Blood’s A Rover

Time for me to brush up on Mark Cunningham’s career, following the receipt of the new LP by his Blood Quartet. Cunningham was a member of the “incendiary” No Wave group Mars, a band whose flame the label Feeding Tube Records are determined to keep burning through the steady release of live recordings that keep surfacing from the brief career of this important band. Along with two other members of Mars, he joined forces with Ikue Mori to make the one-of-a-kind John Gavanti record, a distorted rock opera epic composed mostly by Sumner Crane and released by Hyrax Records in 1980. After 1981, Cunningham took more of an art-rock / jazz fusion direction when he joined Don King, a quartet with Lucy Hamilton from Mars and the bass player from Pere Ubu. Cunningham had picked up his trumpet by this point, and before long he was playing alongside Pascal Comelade in the Bel Canto Orchestra, then in the 1990s as part of a Spanish trio called Bèstia Ferida. I think Blood Quartet is a more recent venture; at any rate, the only other release by them we know of is a cassette from 2015 on a Spanish label.

Deep Red (FEEDING TUBE RECORDS FTR 283) is their first vinyl release, and the very accomplished and assured band are effectively banging out an abrasive jazz-rock mix enriched with occasional sputterings of analogue synth – both the guitarist Lluis Rueda and bassist Kike Bela play Korgs, but most of the discordant waywardness of this record comes from the mangled guitar work and juddering time signatures that tie drummer Candid Coll into an Iberian knot. No conventional arrangements or structures to these slightly formless tunes, nor pleasing major-seventh chords played on a Fender Rhodes; the only concession to “jazz” as we might recognise it is Cunningham’s trumpet sound, which when fed through the echoplex is squarely in the Bitches Brew mould. But even so the players deny themselves the element of “muscular funk” that’s often associated with Electric Miles, and Deep Red mostly exudes a cold, steely, passionless take on the world. Even when the band apparently think they’re playing conventional rock, it comes out damaged and dispirited, performed by men broken on the wheels of authority after a failed revolution.

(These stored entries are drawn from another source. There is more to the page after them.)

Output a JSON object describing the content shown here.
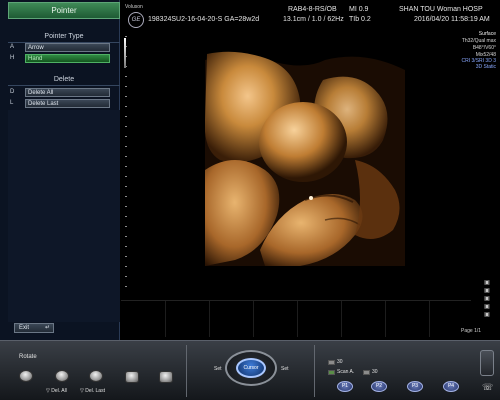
{
  "panel": {
    "header": "Pointer",
    "pointer_type_title": "Pointer Type",
    "pointer_options": [
      {
        "key": "A",
        "label": "Arrow",
        "selected": false
      },
      {
        "key": "H",
        "label": "Hand",
        "selected": true
      }
    ],
    "delete_title": "Delete",
    "delete_options": [
      {
        "key": "D",
        "label": "Delete All"
      },
      {
        "key": "L",
        "label": "Delete Last"
      }
    ],
    "exit_label": "Exit",
    "exit_arrow": "↵"
  },
  "header": {
    "brand": "Voluson",
    "logo_text": "GE",
    "exam_id": "198324SU2-16-04-20-S GA=28w2d",
    "probe": "RAB4-8-RS/OB",
    "mi": "MI 0.9",
    "hospital": "SHAN TOU Woman HOSP",
    "depth": "13.1cm / 1.0 / 62Hz",
    "tib": "TIb 0.2",
    "datetime": "2016/04/20  11:58:19 AM"
  },
  "info": {
    "mode": "Surface",
    "quality": "Th32/Qual max",
    "angle": "B48°/V60°",
    "mix": "Mix52/48",
    "cri": "CRI 3/SRI 3D 3",
    "static": "3D Static"
  },
  "cine": {
    "page_label": "Page 1/1"
  },
  "console": {
    "rotate_label": "Rotate",
    "del_all_label": "▽ Del. All",
    "del_last_label": "▽ Del. Last",
    "set_left": "Set",
    "set_right": "Set",
    "cursor_label": "Cursor",
    "key_30a": "30",
    "scan_label": "Scan A.",
    "key_30b": "30",
    "fkeys": [
      "P1",
      "P2",
      "P3",
      "P4"
    ],
    "phone_icon": "☏"
  },
  "colors": {
    "panel_bg": "#0b1322",
    "selected_green": "#2f8a43",
    "render_tone": "#c98a3c",
    "accent_blue": "#8aa9ff"
  }
}
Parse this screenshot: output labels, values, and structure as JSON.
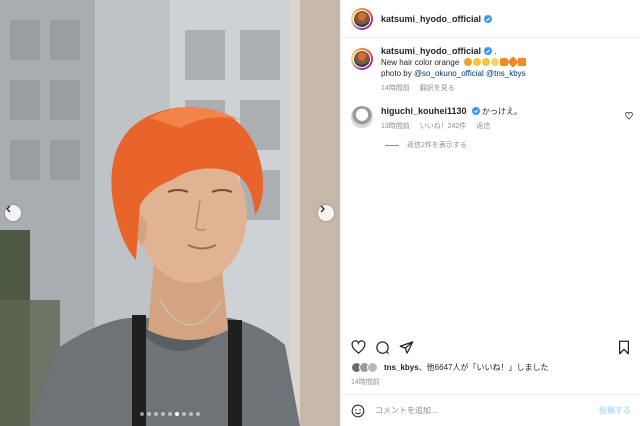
{
  "post": {
    "author": "katsumi_hyodo_official",
    "caption_text": "New hair color orange",
    "caption_suffix": ".",
    "photo_by_label": "photo by",
    "photo_credit_1": "@so_okuno_official",
    "photo_credit_2": "@tns_kbys",
    "caption_time": "14時間前",
    "translate_label": "翻訳を見る"
  },
  "comments": [
    {
      "username": "higuchi_kouhei1130",
      "text": "かっけえ。",
      "time": "13時間前",
      "likes": "いいね！242件",
      "reply_label": "返信",
      "view_replies": "返信2件を表示する"
    }
  ],
  "likes_summary": {
    "user": "tns_kbys",
    "rest": "、他6647人が「いいね！」しました",
    "posted_time": "14時間前"
  },
  "composer": {
    "placeholder": "コメントを追加...",
    "post_label": "投稿する"
  },
  "carousel": {
    "total": 9,
    "active": 6
  },
  "colors": {
    "verified": "#3897f0",
    "link": "#00376b",
    "hair": "#e9642b",
    "post_button": "#b2dffc"
  },
  "icons": [
    "chevron-left-icon",
    "chevron-right-icon",
    "verified-badge-icon",
    "heart-icon",
    "comment-icon",
    "share-icon",
    "bookmark-icon",
    "emoji-icon"
  ]
}
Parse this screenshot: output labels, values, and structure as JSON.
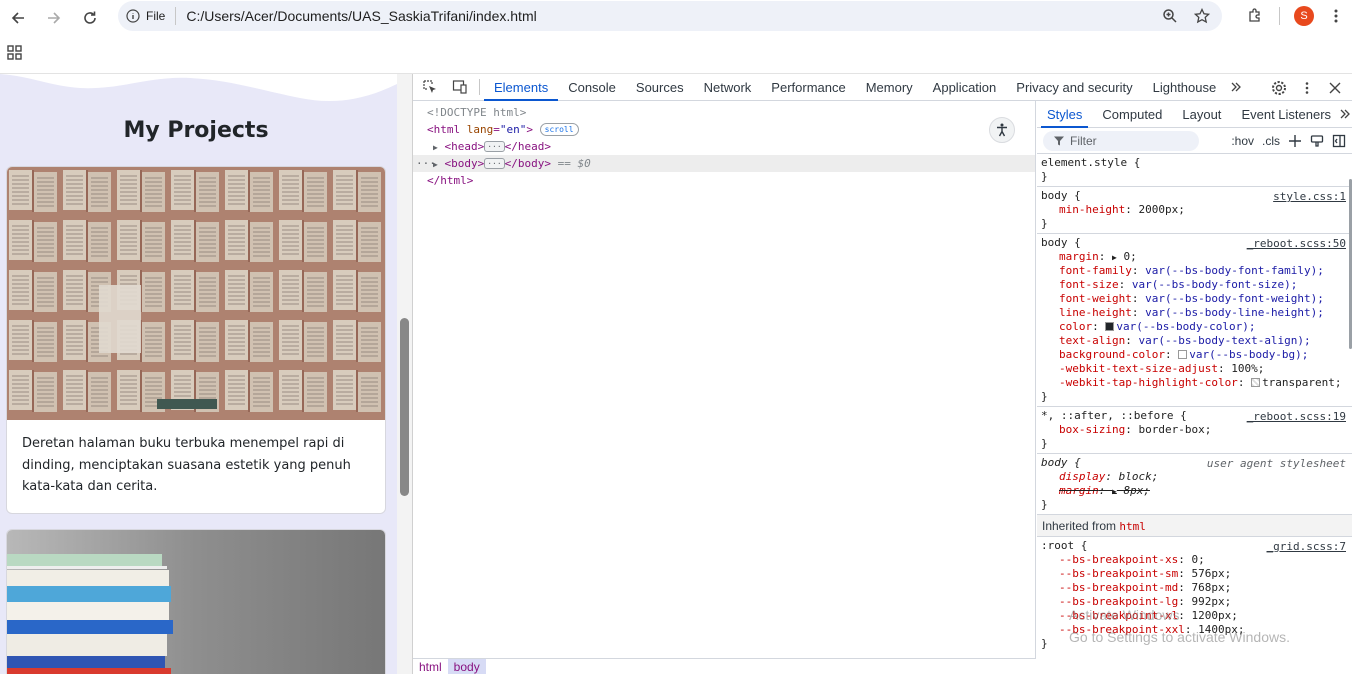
{
  "browser": {
    "url_scheme_label": "File",
    "url": "C:/Users/Acer/Documents/UAS_SaskiaTrifani/index.html",
    "avatar_letter": "S",
    "avatar_color": "#e8491d"
  },
  "page": {
    "title": "My Projects",
    "cards": [
      {
        "text": "Deretan halaman buku terbuka menempel rapi di dinding, menciptakan suasana estetik yang penuh kata-kata dan cerita."
      }
    ]
  },
  "devtools": {
    "tabs": [
      "Elements",
      "Console",
      "Sources",
      "Network",
      "Performance",
      "Memory",
      "Application",
      "Privacy and security",
      "Lighthouse"
    ],
    "active_tab": "Elements",
    "dom": {
      "doctype": "<!DOCTYPE html>",
      "html_open": "<html",
      "html_attr": "lang",
      "html_attr_val": "\"en\"",
      "html_gt": ">",
      "scroll_badge": "scroll",
      "head_open": "<head>",
      "head_close": "</head>",
      "body_open": "<body>",
      "body_close": "</body>",
      "body_suffix": "== $0",
      "html_close": "</html>",
      "ellipsis": "···",
      "more": "···"
    },
    "breadcrumbs": [
      "html",
      "body"
    ],
    "styles": {
      "tabs": [
        "Styles",
        "Computed",
        "Layout",
        "Event Listeners"
      ],
      "filter_placeholder": "Filter",
      "hov": ":hov",
      "cls": ".cls",
      "rules": [
        {
          "selector": "element.style {",
          "source": "",
          "props": [],
          "close": "}"
        },
        {
          "selector": "body {",
          "source": "style.css:1",
          "props": [
            {
              "n": "min-height",
              "v": "2000px;"
            }
          ],
          "close": "}"
        },
        {
          "selector": "body {",
          "source": "_reboot.scss:50",
          "close": "}"
        },
        {
          "selector": "*, ::after, ::before {",
          "source": "_reboot.scss:19",
          "props": [
            {
              "n": "box-sizing",
              "v": "border-box;"
            }
          ],
          "close": "}"
        },
        {
          "selector": "body {",
          "source": "user agent stylesheet",
          "close": "}"
        }
      ],
      "reboot_body": {
        "margin_n": "margin",
        "margin_v": "0;",
        "ff_n": "font-family",
        "ff_v": "var(--bs-body-font-family);",
        "fs_n": "font-size",
        "fs_v": "var(--bs-body-font-size);",
        "fw_n": "font-weight",
        "fw_v": "var(--bs-body-font-weight);",
        "lh_n": "line-height",
        "lh_v": "var(--bs-body-line-height);",
        "col_n": "color",
        "col_v": "var(--bs-body-color);",
        "ta_n": "text-align",
        "ta_v": "var(--bs-body-text-align);",
        "bg_n": "background-color",
        "bg_v": "var(--bs-body-bg);",
        "wk_n": "-webkit-text-size-adjust",
        "wk_v": "100%;",
        "th_n": "-webkit-tap-highlight-color",
        "th_v": "transparent;"
      },
      "ua_body": {
        "d_n": "display",
        "d_v": "block;",
        "m_n": "margin",
        "m_v": "8px;"
      },
      "inherited_label": "Inherited from",
      "inherited_tag": "html",
      "root_rule": {
        "selector": ":root {",
        "source": "_grid.scss:7",
        "props": [
          {
            "n": "--bs-breakpoint-xs",
            "v": "0;"
          },
          {
            "n": "--bs-breakpoint-sm",
            "v": "576px;"
          },
          {
            "n": "--bs-breakpoint-md",
            "v": "768px;"
          },
          {
            "n": "--bs-breakpoint-lg",
            "v": "992px;"
          },
          {
            "n": "--bs-breakpoint-xl",
            "v": "1200px;"
          },
          {
            "n": "--bs-breakpoint-xxl",
            "v": "1400px;"
          }
        ],
        "close": "}"
      }
    }
  },
  "watermark": {
    "line1": "Activate Windows",
    "line2": "Go to Settings to activate Windows."
  }
}
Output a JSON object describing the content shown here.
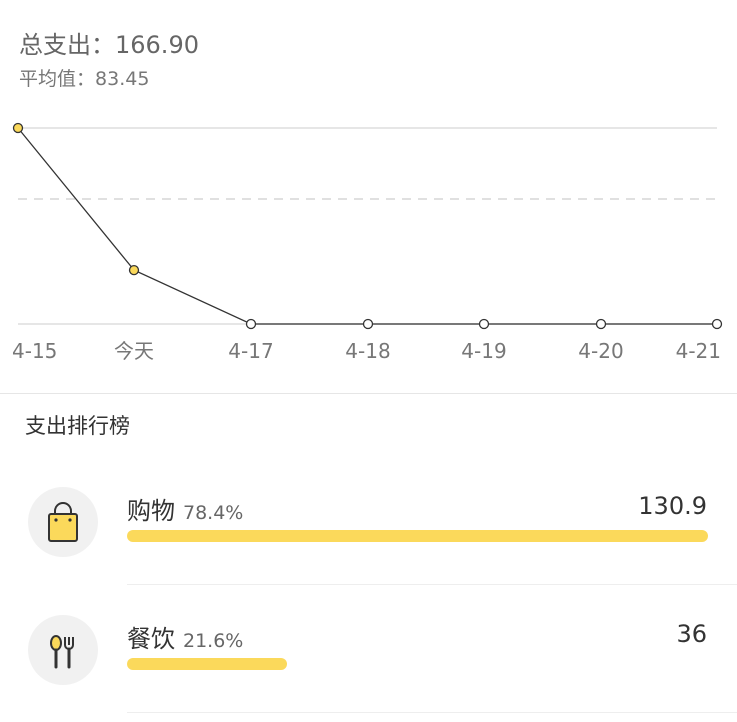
{
  "summary": {
    "total_label": "总支出：",
    "total_value": "166.90",
    "avg_label": "平均值：",
    "avg_value": "83.45"
  },
  "chart_data": {
    "type": "line",
    "categories": [
      "4-15",
      "今天",
      "4-17",
      "4-18",
      "4-19",
      "4-20",
      "4-21"
    ],
    "values": [
      130.9,
      36,
      0,
      0,
      0,
      0,
      0
    ],
    "title": "",
    "xlabel": "",
    "ylabel": "",
    "ylim": [
      0,
      130.9
    ],
    "reference_line": 83.45,
    "point_colors": {
      "spent": "#fbd95b",
      "none": "#ffffff"
    },
    "grid": "top solid, middle dashed average"
  },
  "ranking": {
    "title": "支出排行榜",
    "items": [
      {
        "name": "购物",
        "percent_text": "78.4%",
        "amount": "130.9",
        "fraction": 1.0,
        "icon": "shopping-bag-icon"
      },
      {
        "name": "餐饮",
        "percent_text": "21.6%",
        "amount": "36",
        "fraction": 0.275,
        "icon": "fork-spoon-icon"
      }
    ]
  },
  "colors": {
    "accent": "#fbd95b",
    "text": "#333333",
    "muted": "#777777"
  }
}
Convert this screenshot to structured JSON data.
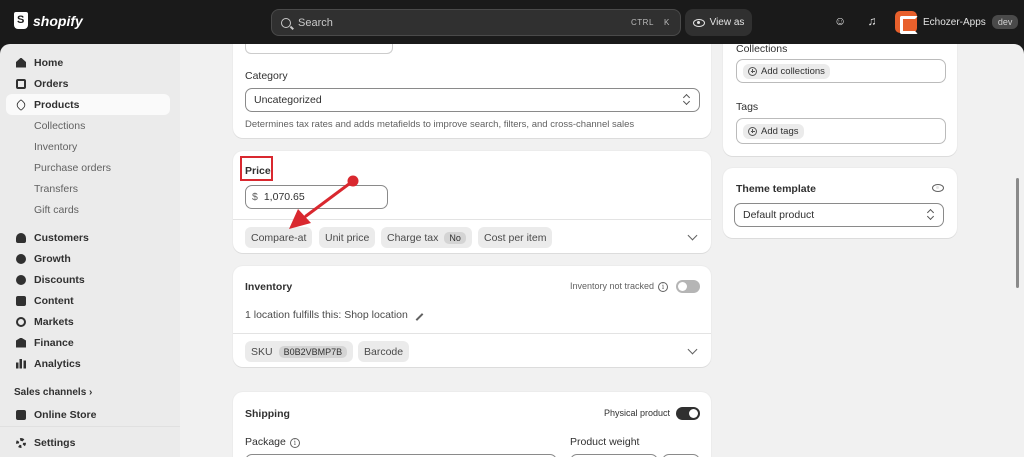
{
  "topbar": {
    "brand": "shopify",
    "search_placeholder": "Search",
    "shortcut_ctrl": "CTRL",
    "shortcut_k": "K",
    "view_as": "View as",
    "store_name": "Echozer-Apps",
    "store_badge": "dev"
  },
  "sidebar": {
    "items": [
      {
        "label": "Home",
        "icon": "home-icon"
      },
      {
        "label": "Orders",
        "icon": "orders-icon"
      },
      {
        "label": "Products",
        "icon": "tag-icon",
        "active": true
      },
      {
        "label": "Collections",
        "sub": true
      },
      {
        "label": "Inventory",
        "sub": true
      },
      {
        "label": "Purchase orders",
        "sub": true
      },
      {
        "label": "Transfers",
        "sub": true
      },
      {
        "label": "Gift cards",
        "sub": true
      },
      {
        "label": "Customers",
        "icon": "person-icon"
      },
      {
        "label": "Growth",
        "icon": "growth-icon"
      },
      {
        "label": "Discounts",
        "icon": "discount-icon"
      },
      {
        "label": "Content",
        "icon": "content-icon"
      },
      {
        "label": "Markets",
        "icon": "globe-icon"
      },
      {
        "label": "Finance",
        "icon": "bank-icon"
      },
      {
        "label": "Analytics",
        "icon": "bar-chart-icon"
      }
    ],
    "sales_channels": "Sales channels",
    "sales_channels_chevron": "›",
    "online_store": "Online Store",
    "settings": "Settings"
  },
  "category": {
    "label": "Category",
    "value": "Uncategorized",
    "help": "Determines tax rates and adds metafields to improve search, filters, and cross-channel sales"
  },
  "price": {
    "label": "Price",
    "currency": "$",
    "value": "1,070.65",
    "pills": [
      "Compare-at",
      "Unit price",
      "Charge tax",
      "Cost per item"
    ],
    "charge_tax_value": "No"
  },
  "inventory": {
    "label": "Inventory",
    "not_tracked": "Inventory not tracked",
    "fulfills": "1 location fulfills this: Shop location",
    "sku_label": "SKU",
    "sku_value": "B0B2VBMP7B",
    "barcode": "Barcode"
  },
  "shipping": {
    "label": "Shipping",
    "physical": "Physical product",
    "package": "Package",
    "weight": "Product weight"
  },
  "right": {
    "collections_label": "Collections",
    "add_collections": "Add collections",
    "tags_label": "Tags",
    "add_tags": "Add tags",
    "theme_label": "Theme template",
    "theme_value": "Default product"
  },
  "colors": {
    "annotation_red": "#d9282f",
    "topbar": "#1a1a1a",
    "sidebar": "#ebebeb",
    "main_bg": "#f1f1f1"
  }
}
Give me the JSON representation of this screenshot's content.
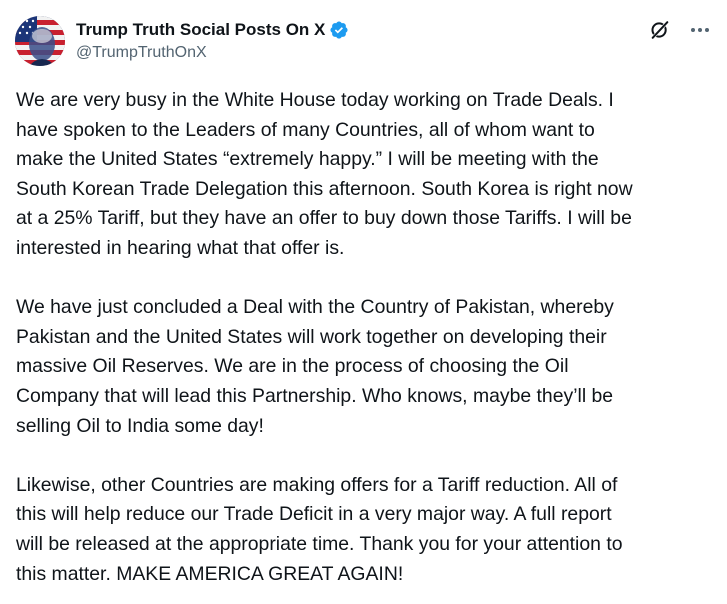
{
  "post": {
    "author": {
      "display_name": "Trump Truth Social Posts On X",
      "handle": "@TrumpTruthOnX",
      "verified": true,
      "verified_badge_color": "#1d9bf0",
      "avatar": "flag-portrait-avatar"
    },
    "header_icons": [
      "grok-icon",
      "more-options-icon"
    ],
    "paragraphs": [
      "We are very busy in the White House today working on Trade Deals. I\nhave spoken to the Leaders of many Countries, all of whom want to\nmake the United States “extremely happy.” I will be meeting with the\nSouth Korean Trade Delegation this afternoon. South Korea is right now\nat a 25% Tariff, but they have an offer to buy down those Tariffs. I will be\ninterested in hearing what that offer is.",
      "We have just concluded a Deal with the Country of Pakistan, whereby\nPakistan and the United States will work together on developing their\nmassive Oil Reserves. We are in the process of choosing the Oil\nCompany that will lead this Partnership. Who knows, maybe they’ll be\nselling Oil to India some day!",
      "Likewise, other Countries are making offers for a Tariff reduction. All of\nthis will help reduce our Trade Deficit in a very major way. A full report\nwill be released at the appropriate time. Thank you for your attention to\nthis matter. MAKE AMERICA GREAT AGAIN!"
    ]
  }
}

Even so, don’t be fooled by the subdued tone; there’s a subtle power lurking under the surface of this album, and it’s impressive how the combo pack so much density into comparatively short tunes. Most pieces here weigh in at the four-minute mark, yet they feel longer somehow, more grandiose in their epic ambitions. A band like Earth often required five times as much time and space to get to the same zones of melancholic sombreness. All recorded live in the studio with no edits or overdubs, so unlike Miles no need of a Teo Macero figure to build up music in a composite fashion. Frederic Navarro created the alarming red cover, and needless to remark the LP is pressed in red vinyl. From 6th September 2016.